En algunas zonas de la actual Cantabria existe un tipo de duende familiar con un comportamiento similar a los enemiguillos aunque con alguna particularidad. Se trata de los mengues o ujanos.

Los mengues tiene forma de gusano o, más acertadamente, de luciérnaga; y es que a la luciérnaga europea (Lampyris noctiluca) se le conoce en algunas zonas de Cantabria como ujano o candil de bruja. Deben ser recogidos mediante un ritual realizado entre helechos de lo alto de los montes y durante la medianoche en un día con luna llena.

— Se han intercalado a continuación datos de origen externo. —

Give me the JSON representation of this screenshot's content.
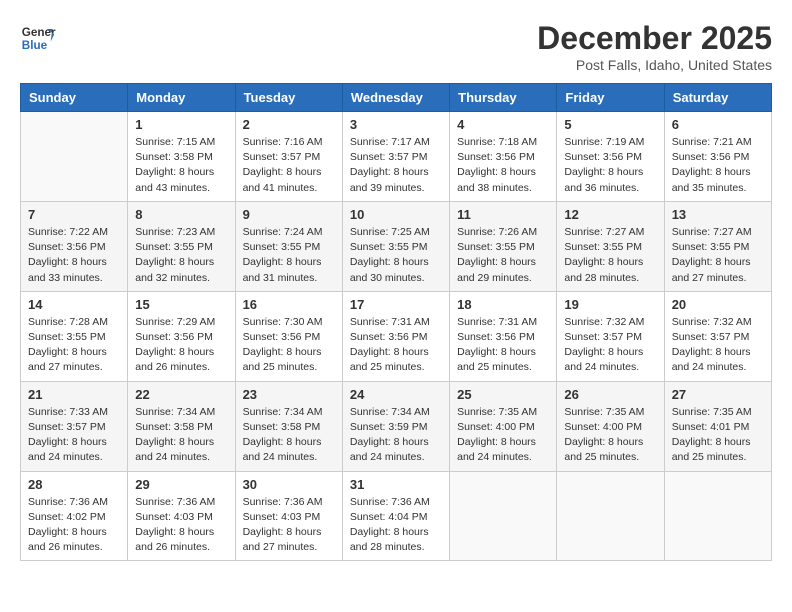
{
  "header": {
    "logo_line1": "General",
    "logo_line2": "Blue",
    "month": "December 2025",
    "location": "Post Falls, Idaho, United States"
  },
  "weekdays": [
    "Sunday",
    "Monday",
    "Tuesday",
    "Wednesday",
    "Thursday",
    "Friday",
    "Saturday"
  ],
  "weeks": [
    [
      {
        "day": "",
        "info": ""
      },
      {
        "day": "1",
        "info": "Sunrise: 7:15 AM\nSunset: 3:58 PM\nDaylight: 8 hours\nand 43 minutes."
      },
      {
        "day": "2",
        "info": "Sunrise: 7:16 AM\nSunset: 3:57 PM\nDaylight: 8 hours\nand 41 minutes."
      },
      {
        "day": "3",
        "info": "Sunrise: 7:17 AM\nSunset: 3:57 PM\nDaylight: 8 hours\nand 39 minutes."
      },
      {
        "day": "4",
        "info": "Sunrise: 7:18 AM\nSunset: 3:56 PM\nDaylight: 8 hours\nand 38 minutes."
      },
      {
        "day": "5",
        "info": "Sunrise: 7:19 AM\nSunset: 3:56 PM\nDaylight: 8 hours\nand 36 minutes."
      },
      {
        "day": "6",
        "info": "Sunrise: 7:21 AM\nSunset: 3:56 PM\nDaylight: 8 hours\nand 35 minutes."
      }
    ],
    [
      {
        "day": "7",
        "info": "Sunrise: 7:22 AM\nSunset: 3:56 PM\nDaylight: 8 hours\nand 33 minutes."
      },
      {
        "day": "8",
        "info": "Sunrise: 7:23 AM\nSunset: 3:55 PM\nDaylight: 8 hours\nand 32 minutes."
      },
      {
        "day": "9",
        "info": "Sunrise: 7:24 AM\nSunset: 3:55 PM\nDaylight: 8 hours\nand 31 minutes."
      },
      {
        "day": "10",
        "info": "Sunrise: 7:25 AM\nSunset: 3:55 PM\nDaylight: 8 hours\nand 30 minutes."
      },
      {
        "day": "11",
        "info": "Sunrise: 7:26 AM\nSunset: 3:55 PM\nDaylight: 8 hours\nand 29 minutes."
      },
      {
        "day": "12",
        "info": "Sunrise: 7:27 AM\nSunset: 3:55 PM\nDaylight: 8 hours\nand 28 minutes."
      },
      {
        "day": "13",
        "info": "Sunrise: 7:27 AM\nSunset: 3:55 PM\nDaylight: 8 hours\nand 27 minutes."
      }
    ],
    [
      {
        "day": "14",
        "info": "Sunrise: 7:28 AM\nSunset: 3:55 PM\nDaylight: 8 hours\nand 27 minutes."
      },
      {
        "day": "15",
        "info": "Sunrise: 7:29 AM\nSunset: 3:56 PM\nDaylight: 8 hours\nand 26 minutes."
      },
      {
        "day": "16",
        "info": "Sunrise: 7:30 AM\nSunset: 3:56 PM\nDaylight: 8 hours\nand 25 minutes."
      },
      {
        "day": "17",
        "info": "Sunrise: 7:31 AM\nSunset: 3:56 PM\nDaylight: 8 hours\nand 25 minutes."
      },
      {
        "day": "18",
        "info": "Sunrise: 7:31 AM\nSunset: 3:56 PM\nDaylight: 8 hours\nand 25 minutes."
      },
      {
        "day": "19",
        "info": "Sunrise: 7:32 AM\nSunset: 3:57 PM\nDaylight: 8 hours\nand 24 minutes."
      },
      {
        "day": "20",
        "info": "Sunrise: 7:32 AM\nSunset: 3:57 PM\nDaylight: 8 hours\nand 24 minutes."
      }
    ],
    [
      {
        "day": "21",
        "info": "Sunrise: 7:33 AM\nSunset: 3:57 PM\nDaylight: 8 hours\nand 24 minutes."
      },
      {
        "day": "22",
        "info": "Sunrise: 7:34 AM\nSunset: 3:58 PM\nDaylight: 8 hours\nand 24 minutes."
      },
      {
        "day": "23",
        "info": "Sunrise: 7:34 AM\nSunset: 3:58 PM\nDaylight: 8 hours\nand 24 minutes."
      },
      {
        "day": "24",
        "info": "Sunrise: 7:34 AM\nSunset: 3:59 PM\nDaylight: 8 hours\nand 24 minutes."
      },
      {
        "day": "25",
        "info": "Sunrise: 7:35 AM\nSunset: 4:00 PM\nDaylight: 8 hours\nand 24 minutes."
      },
      {
        "day": "26",
        "info": "Sunrise: 7:35 AM\nSunset: 4:00 PM\nDaylight: 8 hours\nand 25 minutes."
      },
      {
        "day": "27",
        "info": "Sunrise: 7:35 AM\nSunset: 4:01 PM\nDaylight: 8 hours\nand 25 minutes."
      }
    ],
    [
      {
        "day": "28",
        "info": "Sunrise: 7:36 AM\nSunset: 4:02 PM\nDaylight: 8 hours\nand 26 minutes."
      },
      {
        "day": "29",
        "info": "Sunrise: 7:36 AM\nSunset: 4:03 PM\nDaylight: 8 hours\nand 26 minutes."
      },
      {
        "day": "30",
        "info": "Sunrise: 7:36 AM\nSunset: 4:03 PM\nDaylight: 8 hours\nand 27 minutes."
      },
      {
        "day": "31",
        "info": "Sunrise: 7:36 AM\nSunset: 4:04 PM\nDaylight: 8 hours\nand 28 minutes."
      },
      {
        "day": "",
        "info": ""
      },
      {
        "day": "",
        "info": ""
      },
      {
        "day": "",
        "info": ""
      }
    ]
  ]
}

Y se guardan en un alfiletero o en un bote de donde es mejor no sacarlos.

Dice la tradición popular que los mengues provocan enfermedades nerviosas y que, una vez capturados por una persona, esta pasaba a ser su dueño pudiendo hacer con ellos las más inimaginables tareas. Por ejemplo, hacerles ver cualquier cosa que se le ocurra, que les parecerá real.

Solo había un amuleto capaz de anular su acción: la rézpede de culiebra o réspede de culebra, un amuleto hecho con la lengua de la culebra que se llevaba en una bolsita de cuero.

Si en alguna casa se dedican a mover cosas o hacerlas desaparecer, lo único que se pueden hacer es enseñarles el cuerno hueco de un toro y amenazarles con meterlos dentro. Así cesarán sus travesuras de modo inmediato.

Por otro lado, era preciso alimentarlos con al menos dos libras de carne y, si esto no ocurría, los mengues podían almorzarse a su propio dueño.

Representación de un mengue
Representación de un mengue (Tomado del blog El rincón del Trenti)

Una historia sobre mengues en “Tipos y Paisajes” de José María de Pereda

El escritor José María de Pereda en su obra Tipos y Paisajes (1871) nos ha dejado un relato donde participan los mengues que parecen estar al servicio de un mago llamado Almiñaque. Según él ocurrió en la romería del Carmen en la localidad de Revilla de Camargo.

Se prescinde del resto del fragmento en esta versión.